Originally published 8/14/2014
This update begins with a quote from urologist Dr. Stephen Freedland (Cedars-Sinai Medical Center, Los Angeles) who places most of the blame for over-treating low risk prostate cancer (PCa) on his urologic comrades:
“…the minute they see cancer, they’re going to rush you to the operating room and rip out your prostate and create all these quality-of-life decrements: leaking of urine, problems with erections, risks of surgery in and of itself. You’re not going to live a single day longer or better for having all that done.”
In the 9 years between the August 14, 2014 blog below and Dr. Freedland’s July 29, 2022 video comments, the problem of overtreatment has become widely recognized.
In August, 2022 a multinational team published an overview of the decade-long progress in PCa detection, diagnosis and treatments thanks to MRI: “Early detection and management of prostate cancer has evolved over the past decade, with a focus now on harm minimisation and reducing overdiagnosis and overtreatment, given the proven improvements in survival…”[i]
With greatly improved ability to match an individual’s cancer with treatment tailored to his disease, overtreatment is thankfully falling by the wayside. However, most urologists offer low-risk patients only Active Surveillance as an alternative to radical surgery or radiation.
Unfortunately, many urologists still see focal therapy as an emerging experimental treatment modality[ii] and aren’t likely to suggest focal treatment unless they themselves offer it using an ultrasound-guided method like HIFU. W
hile we are happily able to update the original blog with the good news that overtreatment is much less rampant, it’s important to point out that MRI guided focal treatments like our own Focal Laser Ablation, MRI guided Focused Ultrasound (Exablate) and MRI guided TULSA use superior imaging for treatment planning, accurate delivery, and precision real-time confirmation of treatment effect.

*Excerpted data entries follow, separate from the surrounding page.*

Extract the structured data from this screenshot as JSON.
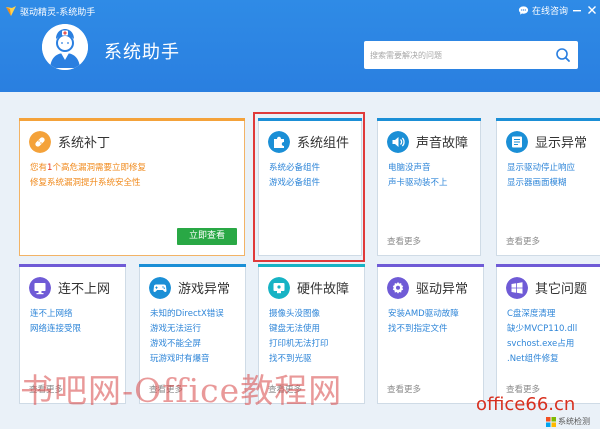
{
  "window": {
    "title": "驱动精灵-系统助手",
    "consult_label": "在线咨询"
  },
  "header": {
    "title": "系统助手",
    "search_placeholder": "搜索需要解决的问题"
  },
  "cards": [
    {
      "title": "系统补丁",
      "icon": "patch-icon",
      "color": "#f4a23a",
      "links": [
        {
          "pre": "您有",
          "num": "1",
          "post": "个高危漏洞需要立即修复"
        },
        {
          "pre": "修复系统漏洞提升系统安全性",
          "num": "",
          "post": ""
        }
      ],
      "action_label": "立即查看"
    },
    {
      "title": "系统组件",
      "icon": "puzzle-icon",
      "color": "#1b8fd6",
      "links": [
        "系统必备组件",
        "游戏必备组件"
      ],
      "more": ""
    },
    {
      "title": "声音故障",
      "icon": "speaker-icon",
      "color": "#1b8fd6",
      "links": [
        "电脑没声音",
        "声卡驱动装不上"
      ],
      "more": "查看更多"
    },
    {
      "title": "显示异常",
      "icon": "display-icon",
      "color": "#1b8fd6",
      "links": [
        "显示驱动停止响应",
        "显示器画面模糊"
      ],
      "more": "查看更多"
    },
    {
      "title": "连不上网",
      "icon": "network-icon",
      "color": "#6f5bd6",
      "links": [
        "连不上网络",
        "网络连接受限"
      ],
      "more": "查看更多"
    },
    {
      "title": "游戏异常",
      "icon": "gamepad-icon",
      "color": "#1b8fd6",
      "links": [
        "未知的DirectX错误",
        "游戏无法运行",
        "游戏不能全屏",
        "玩游戏时有爆音"
      ],
      "more": "查看更多"
    },
    {
      "title": "硬件故障",
      "icon": "hardware-icon",
      "color": "#17b3c4",
      "links": [
        "摄像头没图像",
        "键盘无法使用",
        "打印机无法打印",
        "找不到光驱"
      ],
      "more": "查看更多"
    },
    {
      "title": "驱动异常",
      "icon": "gear-icon",
      "color": "#6f5bd6",
      "links": [
        "安装AMD驱动故障",
        "找不到指定文件"
      ],
      "more": "查看更多"
    },
    {
      "title": "其它问题",
      "icon": "windows-icon",
      "color": "#6f5bd6",
      "links": [
        "C盘深度清理",
        "缺少MVCP110.dll",
        "svchost.exe占用",
        ".Net组件修复"
      ],
      "more": "查看更多"
    }
  ],
  "watermark": {
    "text": "书吧网-Office教程网",
    "site": "office66.cn",
    "brand": "系统检测"
  }
}
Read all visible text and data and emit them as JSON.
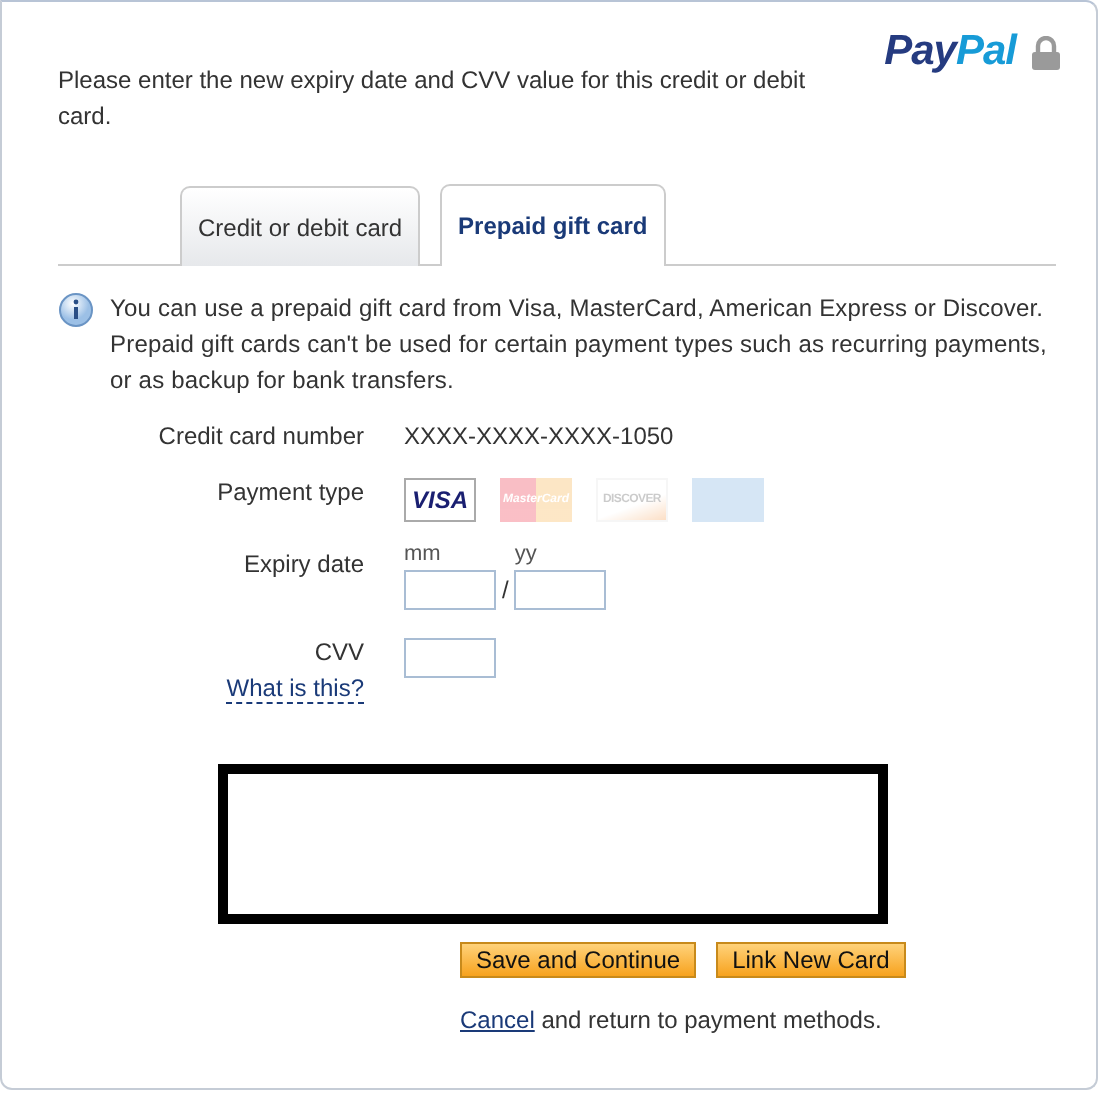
{
  "logo": {
    "text_dark": "Pay",
    "text_light": "Pal"
  },
  "intro": "Please enter the new expiry date and CVV value for this credit or debit card.",
  "tabs": [
    {
      "label": "Credit or debit card",
      "selected": false
    },
    {
      "label": "Prepaid gift card",
      "selected": true
    }
  ],
  "info": "You can use a prepaid gift card from Visa, MasterCard, American Express or Discover. Prepaid gift cards can't be used for certain payment types such as recurring payments, or as backup for bank transfers.",
  "card_number": {
    "label": "Credit card number",
    "value": "XXXX-XXXX-XXXX-1050"
  },
  "payment_type": {
    "label": "Payment type",
    "options": [
      {
        "kind": "visa",
        "label": "VISA",
        "selected": true
      },
      {
        "kind": "mastercard",
        "label": "MasterCard",
        "selected": false
      },
      {
        "kind": "discover",
        "label": "DISCOVER",
        "selected": false
      },
      {
        "kind": "amex",
        "selected": false
      }
    ]
  },
  "expiry": {
    "label": "Expiry date",
    "month_label": "mm",
    "year_label": "yy",
    "separator": "/"
  },
  "cvv": {
    "label": "CVV",
    "help_link": "What is this?"
  },
  "buttons": [
    "Save and Continue",
    "Link New Card"
  ],
  "footer": {
    "link": "Cancel",
    "text": "and return to payment methods."
  }
}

If the name of Dr. Otis Brawley is not as familiar as Dr. Salk or Dr. Spock, it doesn’t surprise me. It’s not exactly a household word. However, Dr. Brawley holds an important position as the chief medical officer of the American Cancer Society. As a practicing oncologist (specialist in treating cancer) he considered a world cancer expert, and he is the author of “How We Do Harm: A Doctor Breaks Ranks About Being Sick In America.” So when Dr. Brawley speaks out, he’s worth listening to. This week, CNN gave him a platform to comment on how prostate cancer is overtreated. He issued a forceful statement that this needs to be stopped.
Dr. Brawley referred to two recent studies in the Journal of the American Medical Association (JAMA) that reveal the extent to which prostate cancer is subjected to heavy-handed treatment methods. One study examined how many men are initially put on testosterone reducing drugs—in effect, chemical castration. There is no solid evidence that the use of these medications gives a survival advantage.
The second study was of greater interest to me. It explored the common practice of treating men with early stage, low risk disease by either prostatectomy or radiation. In many cases, these patients could have gone on active surveillance as a way to delay treatments that potentially leave men with urinary, sexual and bowel dysfunction. More importantly—and this is where I truly believe our Center is doing patients a great service—I have to wonder how many of such cases would be perfect candidates for an MRI-guided focal laser ablation? As we know, early stage disease often consists of a single small focus of clinically significant cancer that can readily be destroyed without risk of side effects. Future monitoring can be done by multiparametric MRI, and no treatment windows have been closed should cancer recur.
Dr. Brawley himself points out that many prostate cancers will never progress. If they are carefully monitored, countless patients may never move to the stage where treatment is necessary. As our center and many others around the country offer advanced imaging, I want to point out that even biopsies can be avoided unless imaging reveals a suspicious area.
I’m glad that Dr. Brawley was able to broadcast his message, and I’m proud that the Sperling Prostate Center falls under its banner.
NOTE: This content is solely for purposes of information and does not substitute for diagnostic or medical advice. Talk to your doctor if you are experiencing pelvic pain, or have any other health concerns or questions of a personal medical nature.